The “Our Past is Your Future” series will include articles attributed to historical news stories written about Neumann Brothers and the projects we have completed throughout the years. Our skills and resources from the past translate to what we can offer buyers of construction services today to make their projects a success.
Taken from: The Central Constructor, May 1948
June 2, 3 and 4 of 1948 marked the formal opening of the Des Moines Art Center built in Greenwood Park by the Edmundson Memorial Foundation. At the time of its opening it was the most important art museum in the country because it is a combination of the most advanced in design, construction, and use. Neumann Brothers continues to build with advanced design and construction today as seen in the structures of the Science Center of Iowa, Kemin Industries, and Grinnell College. The structure was a gift of James D. Edmundson to his fellow citizens of Des Moines and brought national recognition and attention to his native city.

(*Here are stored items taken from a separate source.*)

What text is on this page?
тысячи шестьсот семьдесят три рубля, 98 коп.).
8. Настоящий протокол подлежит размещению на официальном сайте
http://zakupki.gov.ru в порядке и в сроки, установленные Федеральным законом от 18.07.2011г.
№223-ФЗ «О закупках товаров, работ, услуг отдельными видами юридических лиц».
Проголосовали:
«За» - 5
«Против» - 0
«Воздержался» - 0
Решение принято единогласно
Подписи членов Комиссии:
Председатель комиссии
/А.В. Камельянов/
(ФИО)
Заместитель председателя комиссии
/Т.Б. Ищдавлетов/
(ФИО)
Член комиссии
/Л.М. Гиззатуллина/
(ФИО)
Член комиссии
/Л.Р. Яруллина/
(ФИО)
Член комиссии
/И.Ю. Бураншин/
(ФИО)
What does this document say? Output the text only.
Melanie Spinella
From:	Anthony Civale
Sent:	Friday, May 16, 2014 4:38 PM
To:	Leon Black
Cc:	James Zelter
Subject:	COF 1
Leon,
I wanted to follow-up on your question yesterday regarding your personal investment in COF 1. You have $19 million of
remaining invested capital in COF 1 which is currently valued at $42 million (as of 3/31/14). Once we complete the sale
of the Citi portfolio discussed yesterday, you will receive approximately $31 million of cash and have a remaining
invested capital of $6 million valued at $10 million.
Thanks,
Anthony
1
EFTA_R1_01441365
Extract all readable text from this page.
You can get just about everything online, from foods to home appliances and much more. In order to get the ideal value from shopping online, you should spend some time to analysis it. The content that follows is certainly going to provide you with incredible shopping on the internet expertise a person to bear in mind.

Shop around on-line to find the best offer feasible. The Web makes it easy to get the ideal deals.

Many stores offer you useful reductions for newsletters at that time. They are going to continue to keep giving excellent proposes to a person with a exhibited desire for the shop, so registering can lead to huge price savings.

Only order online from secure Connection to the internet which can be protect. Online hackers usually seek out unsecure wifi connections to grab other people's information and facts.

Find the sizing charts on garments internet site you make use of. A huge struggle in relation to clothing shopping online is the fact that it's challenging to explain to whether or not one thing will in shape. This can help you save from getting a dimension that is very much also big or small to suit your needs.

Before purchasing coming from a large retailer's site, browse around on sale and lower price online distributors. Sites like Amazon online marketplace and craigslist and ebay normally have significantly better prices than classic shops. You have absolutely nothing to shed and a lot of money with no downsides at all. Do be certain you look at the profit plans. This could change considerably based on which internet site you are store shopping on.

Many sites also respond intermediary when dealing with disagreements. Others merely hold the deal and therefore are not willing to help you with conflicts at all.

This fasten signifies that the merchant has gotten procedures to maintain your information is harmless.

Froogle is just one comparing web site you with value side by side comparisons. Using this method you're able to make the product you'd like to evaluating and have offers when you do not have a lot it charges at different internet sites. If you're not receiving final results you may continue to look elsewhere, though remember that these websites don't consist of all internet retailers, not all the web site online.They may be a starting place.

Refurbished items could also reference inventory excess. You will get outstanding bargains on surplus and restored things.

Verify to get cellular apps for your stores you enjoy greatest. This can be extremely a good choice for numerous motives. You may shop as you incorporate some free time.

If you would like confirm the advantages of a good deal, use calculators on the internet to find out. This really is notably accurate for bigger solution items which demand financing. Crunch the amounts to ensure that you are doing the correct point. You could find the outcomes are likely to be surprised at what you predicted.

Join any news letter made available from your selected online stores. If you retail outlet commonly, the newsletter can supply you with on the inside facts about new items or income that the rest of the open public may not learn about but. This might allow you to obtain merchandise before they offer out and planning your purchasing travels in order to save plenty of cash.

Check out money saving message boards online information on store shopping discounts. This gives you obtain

The building was designed by Saarinen and Swanson, Brooks Borg, Associated Architects, and is a masterpiece of beauty and practicality. The contract for the erection of the Art Center was awarded in 1946 to Arthur H. Neumann and Brothers of Des Moines. Although it was constructed through the tightest time the industry has known for getting labor and materials, work on the building was never interrupted for even a day. Tents were pitched and canvas covers used to keep the men and work warm so that progress could continue when the temperatures were as low as 5 degrees below zero. Fast track projects are still a specialty of Neumann Brothers today. With our field expertise and planning skills, Neumann Brothers takes the appropriate steps necessary to make sure every project is completed on time. Additionally, our ability to self-perform work when needed enables us to better control the work and ensure the owner will get their building on their schedule.
The Des Moines Art Center is composed of a ground floor of 21,964 square feet and a main floor of 20,364 square feet. The type of masonry used is most unusual in this part of the country and necessitated employment of skilled and experienced masons. The exterior walls are of refrigerator construction. They are constructed of 17 inches of brick and stone, two inches of insulation, and two layers of pine, one of 1 1/2 inches and the other 3/4 inch thick.
The exterior stone came from Fond du Lac, Wisconsin, and is known as lannan. When it is quarried, three to four feet of dirt must first be removed from the top of the rock bed. The lannan itself is then visible. Cracks four to six inches thick run all through the rock. Centuries of dirt, rain, freezing and thawing have combined to give a mellow look to the material. Surfaces next to the fissures and subjected to this weathering are of the warm and reddish-yellow hues, while the interior portions of the huge rock sections are of a gray cast and are more plentiful.
The question of getting materials always presented a major problem. Aluminum was used extensively throughout the structure as window sash, door frames, and stair rails which helped to produce a pleasing air of cleanliness and sturdiness. The doors came from Neenah, Wisconsin and were on order an entire year before any shipment was made.
The construction of the Art Center was a tremendous job. As the builder put it “Now that it’s all finished, it makes you just stop and wonder how it was ever possible to accomplish such a task!”
Neumann Brothers has taken the expertise and skills learned in the past and have continued working under the same principles and legacy today. With more than 100 years in business, Neumann Brothers demonstrates that quality construction is not a commodity.